ALASI22 (#alasi22) was opened by CIC’s director Simon Buckingham Shum with a provocatively titled panel – “Did learning analytics miss the COVID-19 boat?”. This opening session was anchored in nautical metaphor which was gamely carried through by the panellists. Among the key themes that arose from this session were that, while learning analytics was able to some extent to rise to the challenge of online learning, it was agreed that there were missed opportunities in the form of pipelines that would enable learning analytics interventions to be more readily adopted; and professional development is important to ensure that LA can better meet the challenges.
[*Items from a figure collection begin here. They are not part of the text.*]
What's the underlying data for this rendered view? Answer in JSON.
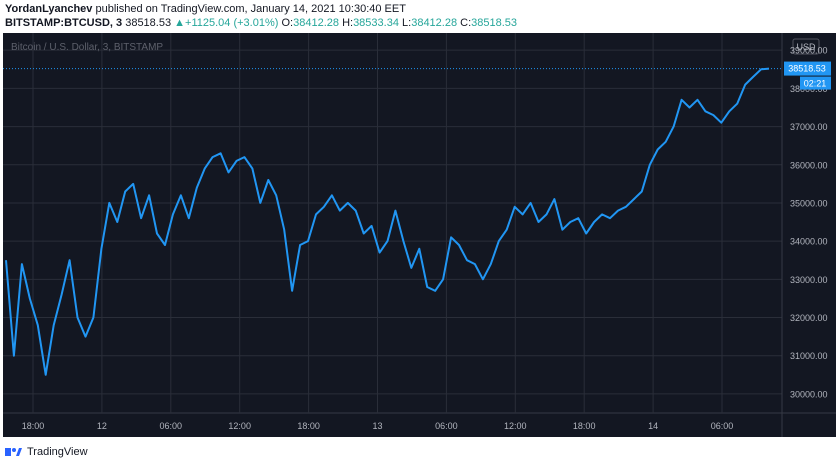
{
  "header": {
    "author": "YordanLyanchev",
    "published_text": "published on TradingView.com, January 14, 2021 10:30:40 EET",
    "symbol": "BITSTAMP:BTCUSD, 3",
    "last_price": "38518.53",
    "change_arrow": "▲",
    "change": "+1125.04 (+3.01%)",
    "o_label": "O:",
    "o_value": "38412.28",
    "h_label": "H:",
    "h_value": "38533.34",
    "l_label": "L:",
    "l_value": "38412.28",
    "c_label": "C:",
    "c_value": "38518.53"
  },
  "chart": {
    "watermark": "Bitcoin / U.S. Dollar, 3, BITSTAMP",
    "currency_button": "USD",
    "price_label": "38518.53",
    "countdown_label": "02:21",
    "colors": {
      "background": "#131722",
      "line": "#2196f3",
      "grid": "#2a2e39",
      "text": "#b2b5be"
    }
  },
  "chart_data": {
    "type": "line",
    "title": "Bitcoin / U.S. Dollar, 3, BITSTAMP",
    "xlabel": "",
    "ylabel": "",
    "x_tick_labels": [
      "18:00",
      "12",
      "06:00",
      "12:00",
      "18:00",
      "13",
      "06:00",
      "12:00",
      "18:00",
      "14",
      "06:00"
    ],
    "y_tick_labels": [
      "39000.00",
      "38000.00",
      "37000.00",
      "36000.00",
      "35000.00",
      "34000.00",
      "33000.00",
      "32000.00",
      "31000.00",
      "30000.00"
    ],
    "ylim": [
      29500,
      39450
    ],
    "last_value": 38518.53,
    "grid": true,
    "series": [
      {
        "values": [
          33500,
          31000,
          33400,
          32500,
          31800,
          30500,
          31800,
          32600,
          33500,
          32000,
          31500,
          32000,
          33800,
          35000,
          34500,
          35300,
          35500,
          34600,
          35200,
          34200,
          33900,
          34700,
          35200,
          34600,
          35400,
          35900,
          36200,
          36300,
          35800,
          36100,
          36200,
          35900,
          35000,
          35600,
          35200,
          34300,
          32700,
          33900,
          34000,
          34700,
          34900,
          35200,
          34800,
          35000,
          34800,
          34200,
          34400,
          33700,
          34000,
          34800,
          34000,
          33300,
          33800,
          32800,
          32700,
          33000,
          34100,
          33900,
          33500,
          33400,
          33000,
          33400,
          34000,
          34300,
          34900,
          34700,
          35000,
          34500,
          34700,
          35100,
          34300,
          34500,
          34600,
          34200,
          34500,
          34700,
          34600,
          34800,
          34900,
          35100,
          35300,
          36000,
          36400,
          36600,
          37000,
          37700,
          37500,
          37700,
          37400,
          37300,
          37100,
          37400,
          37600,
          38100,
          38300,
          38500,
          38518.53
        ]
      }
    ]
  },
  "footer": {
    "brand": "TradingView"
  }
}
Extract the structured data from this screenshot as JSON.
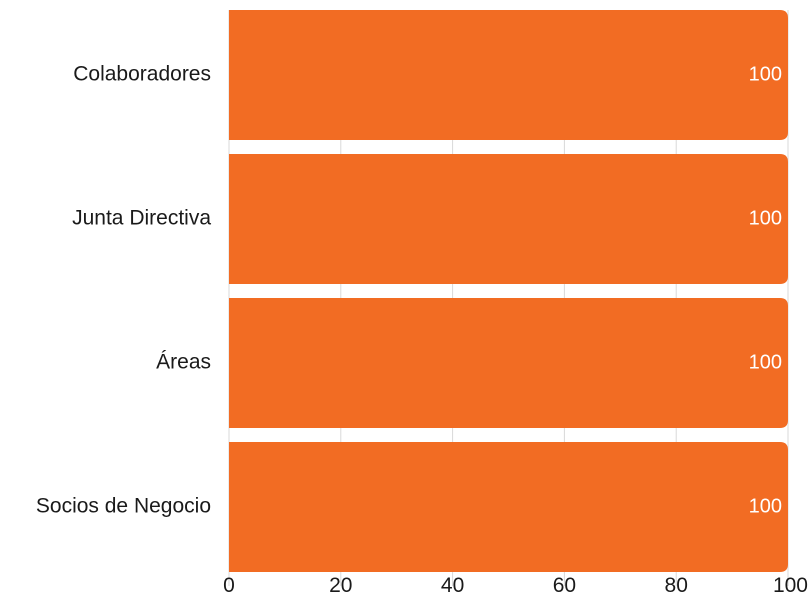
{
  "chart_data": {
    "type": "bar",
    "orientation": "horizontal",
    "categories": [
      "Colaboradores",
      "Junta Directiva",
      "Áreas",
      "Socios de Negocio"
    ],
    "values": [
      100,
      100,
      100,
      100
    ],
    "data_labels": [
      "100",
      "100",
      "100",
      "100"
    ],
    "xlim": [
      0,
      100
    ],
    "xticks": [
      0,
      20,
      40,
      60,
      80,
      100
    ],
    "xtick_labels": [
      "0",
      "20",
      "40",
      "60",
      "80",
      "100"
    ],
    "title": "",
    "xlabel": "",
    "ylabel": "",
    "grid": "vertical",
    "legend": "none",
    "colors": {
      "bar": "#F26C23",
      "grid": "#d9d9d9",
      "text": "#1a1a1a",
      "data_label": "#ffffff"
    }
  }
}
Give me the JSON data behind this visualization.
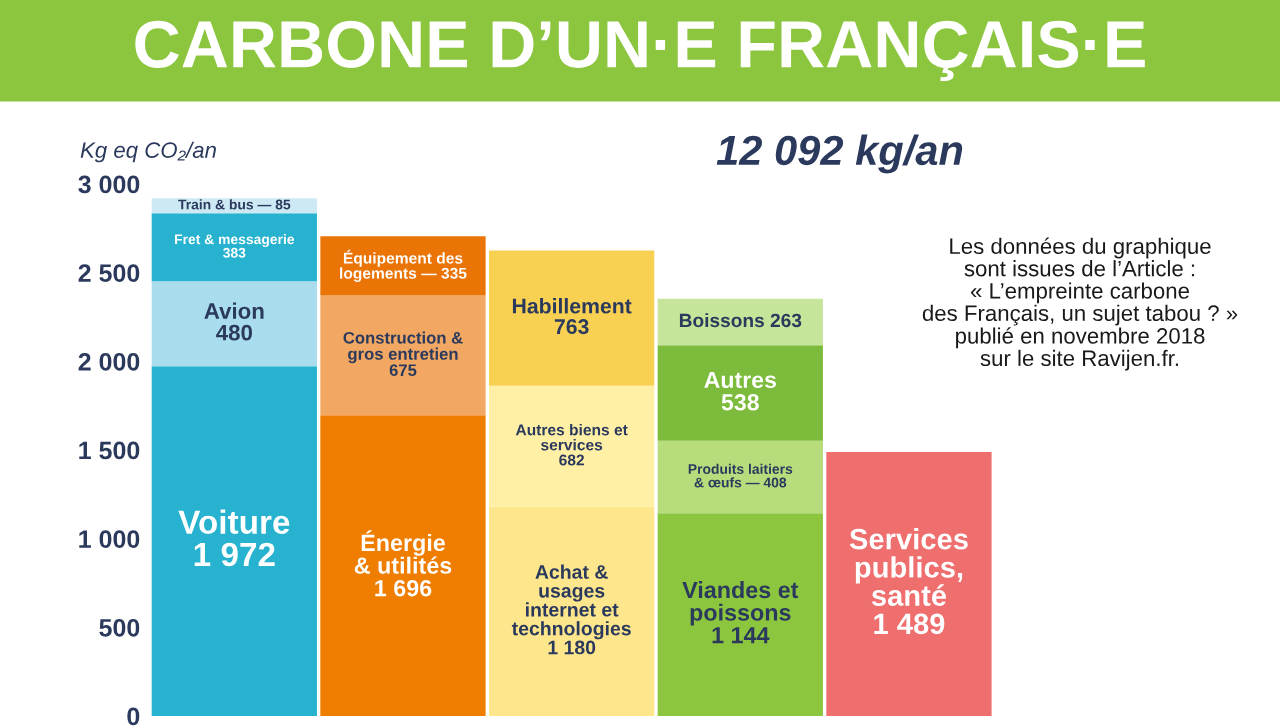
{
  "chart_data": {
    "type": "bar",
    "stacked": true,
    "title": "CARBONE D’UN·E FRANÇAIS·E",
    "ylabel": "Kg eq CO₂/an",
    "categories": [
      null,
      null,
      null,
      null,
      null
    ],
    "series": [
      {
        "colors": [
          "#27b3cf",
          "#ef7d00",
          "#fde68c",
          "#8cc63f",
          "#ef6f6f"
        ],
        "values": [
          1972,
          1696,
          1180,
          1144,
          1489
        ],
        "value_labels": [
          "Voiture\n1 972",
          "Énergie\n& utilités\n1 696",
          "Achat &\nusages\ninternet et\ntechnologies\n1 180",
          "Viandes et\npoissons\n1 144",
          "Services\npublics,\nsanté\n1 489"
        ]
      },
      {
        "colors": [
          "#a9dcec",
          "#f2a862",
          "#fff0a6",
          "#b7dc7c",
          null
        ],
        "values": [
          480,
          675,
          682,
          408,
          null
        ],
        "value_labels": [
          "Avion\n480",
          "Construction &\ngros entretien\n675",
          "Autres biens et\nservices\n682",
          "Produits laitiers\n& œufs — 408",
          null
        ]
      },
      {
        "colors": [
          "#27b3cf",
          "#ea7406",
          "#f8d152",
          "#7cbb3b",
          null
        ],
        "values": [
          383,
          335,
          763,
          538,
          null
        ],
        "value_labels": [
          "Fret & messagerie\n383",
          "Équipement des\nlogements — 335",
          "Habillement\n763",
          "Autres\n538",
          null
        ]
      },
      {
        "colors": [
          "#cde9f4",
          null,
          null,
          "#c6e49a",
          null
        ],
        "values": [
          85,
          null,
          null,
          263,
          null
        ],
        "value_labels": [
          "Train & bus — 85",
          null,
          null,
          "Boissons 263",
          null
        ]
      }
    ],
    "ylim": [
      0,
      3000
    ],
    "yticks": [
      0,
      500,
      {
        "value": 1000,
        "label": "1 000"
      },
      {
        "value": 1500,
        "label": "1 500"
      },
      {
        "value": 2000,
        "label": "2 000"
      },
      {
        "value": 2500,
        "label": "2 500"
      },
      {
        "value": 3000,
        "label": "3 000"
      }
    ],
    "grid": false,
    "legend": false,
    "annotations": [
      "12 092 kg/an",
      "Les données du graphique\nsont issues de l’Article :\n« L’empreinte carbone\ndes Français, un sujet tabou ? »\npublié en novembre 2018\nsur le site Ravijen.fr."
    ]
  }
}
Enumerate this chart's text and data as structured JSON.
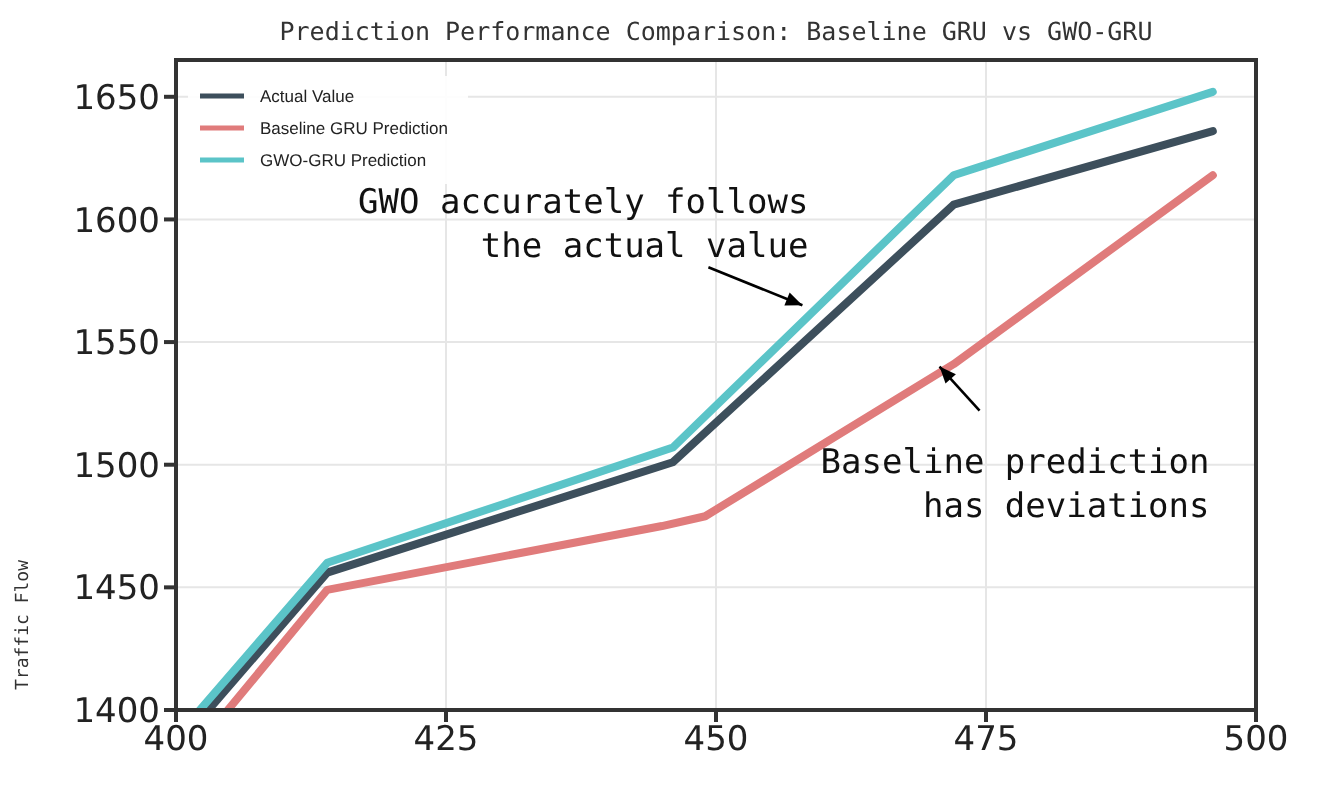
{
  "chart_data": {
    "type": "line",
    "title": "Prediction Performance Comparison: Baseline GRU vs GWO-GRU",
    "ylabel": "Traffic Flow",
    "xlim": [
      400,
      500
    ],
    "xticks": [
      400,
      425,
      450,
      475,
      500
    ],
    "ylim": [
      1400,
      1665
    ],
    "yticks": [
      1400,
      1450,
      1500,
      1550,
      1600,
      1650
    ],
    "grid": true,
    "legend": "top left",
    "marker": "none",
    "line_style": "solid",
    "series": [
      {
        "name": "Actual Value",
        "color": "#3d4f5c",
        "x": [
          403,
          414,
          446,
          472,
          496
        ],
        "values": [
          1400,
          1456,
          1501,
          1606,
          1636
        ]
      },
      {
        "name": "Baseline GRU Prediction",
        "color": "#e07b7b",
        "x": [
          404.8,
          414,
          445,
          449,
          472,
          496
        ],
        "values": [
          1400,
          1449,
          1475,
          1479,
          1541,
          1618
        ]
      },
      {
        "name": "GWO-GRU Prediction",
        "color": "#5bc4c8",
        "x": [
          402.2,
          414,
          446,
          472,
          496
        ],
        "values": [
          1400,
          1460,
          1507,
          1618,
          1652
        ]
      }
    ],
    "annotations": [
      {
        "text": "GWO accurately follows\nthe actual value",
        "x": 458,
        "y": 1565
      },
      {
        "text": "Baseline prediction\nhas deviations",
        "x": 470.7,
        "y": 1540
      }
    ]
  }
}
In keeping with its reputation for being one of the thought-leaders in the LA field, CIC was well-represented at the conference, with a number of sessions showcasing developing work by PhD candidates Ben Hicks and Yuveena Gopalan, as well as LA tools such as TRACK and OnTask. In the spirit of collaboration, many sessions highlighted cross-institutional work, including collaborations among higher education institutions, as well as with schools.
The event was graced by UTS’ DVC (Education & Students) Professor Kylie Readman who encouraged the community to reframe the traditional emphasis in the field on “at-risk” students, to “equity” students, in order to attain meaningful student support.
The conference ended with an engaging and interactive crowdsourced keynote facilitated by A/P Linda Corrin (Deakin University), who invited representatives from different perspectives – students, interns, researchers, practitioners, schools – to share their reflections and key takeaways from the event.
With the close of ALASI22, the community looks forward to another stimulating ALASI23.